Last week Ron Paul—a Republican, at least in name—crossed the 1 million mark for votes. At the Washington offices of the Libertarian monthly magazine Reason, Matt Welch, the magazine's editor-in-chief, introduced the debate with a nod to the Texas congressman: "We're here to talk about Libertarian politics in 2008 and what is shaping up to be something of a Libertarian moment in the wake of Ron Paul's ongoing revolution," Welch said.
With only one day left before the Libertarian convention—which will run from Thursday through Monday in Denver, Colo.—the 14 Libertarian candidates are all trying to cash in on Paul's appeal. No surprise, considering that Paul has far exceeded the vote counts of past Libertarian presidential contenders. Paul has also managed to hold on to more than $5 million in campaign funds, a remarkable sum, given that Sen. John McCain clinched the Republican nomination in March and that Paul's candidacy, as he told NEWSWEEK in March, is more about sending a message than winning the White House.
But other Libertarians are thinking about the White House—if not winning it, then at least influencing the outcome. A Rasmussen poll released last weekend shows that newly declared Libertarian candidate Bob Barr (assuming he secures his party's nomination) would likely eat into McCain's numbers, winning 6 percent of the electorate and leaving McCain with 38 percent to Sen. Barack Obama's 42 percent (another 4 percent would go to independent candidate Ralph Nader). So a Libertarian candidate could very well swing the election. As Welch put it, there is a "possibility that a third party this year is going to Naderize John McCain," a reference to Nader's spoiler role in the 2000 presidential race.
But the three Libertarian presidential candidates who participated in Tuesday's debate—businessman Wayne Allyn Root, former senator Mike Gravel and former congressman Bob Barr—avoided the spoiler issue. Instead the moderator focused on questions like which federal agency the candidates would eliminate. Both Root and Barr said they would do away with the Department of Education (as Root put it, "The Constitution doesn't have the word education in it"), while Gravel said he'd ax the IRS: "We tax individuals, we tax our savings, but we don't tax wealth. Does that not give a message to the American people that we've got things cattywampus?"

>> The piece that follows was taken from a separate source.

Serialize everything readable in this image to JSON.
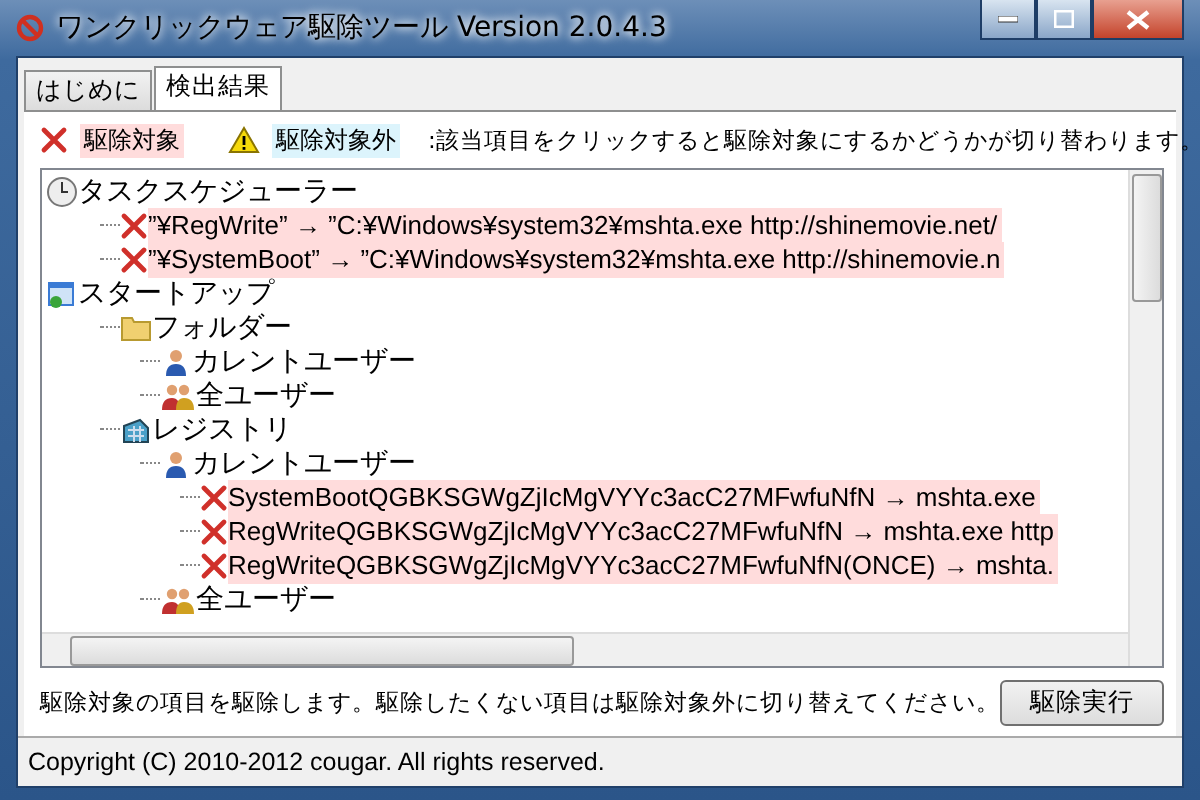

The one thing all three candidates agreed on is that the Libertarian Party is poised to break into the mainstream. "Inside every American beats the heart of a Libertarian," said Barr, who switched to the Libertarian Party in 1996 after spending eight years as a Republican congressman from Georgia. "What we need to do now is show the American people that [Libertarianism] is mainstream. For too long Libertarians have been silenced and painted as extreme. But Libertarianism is more mainstream and bedrock American than any other program our country has ever produced."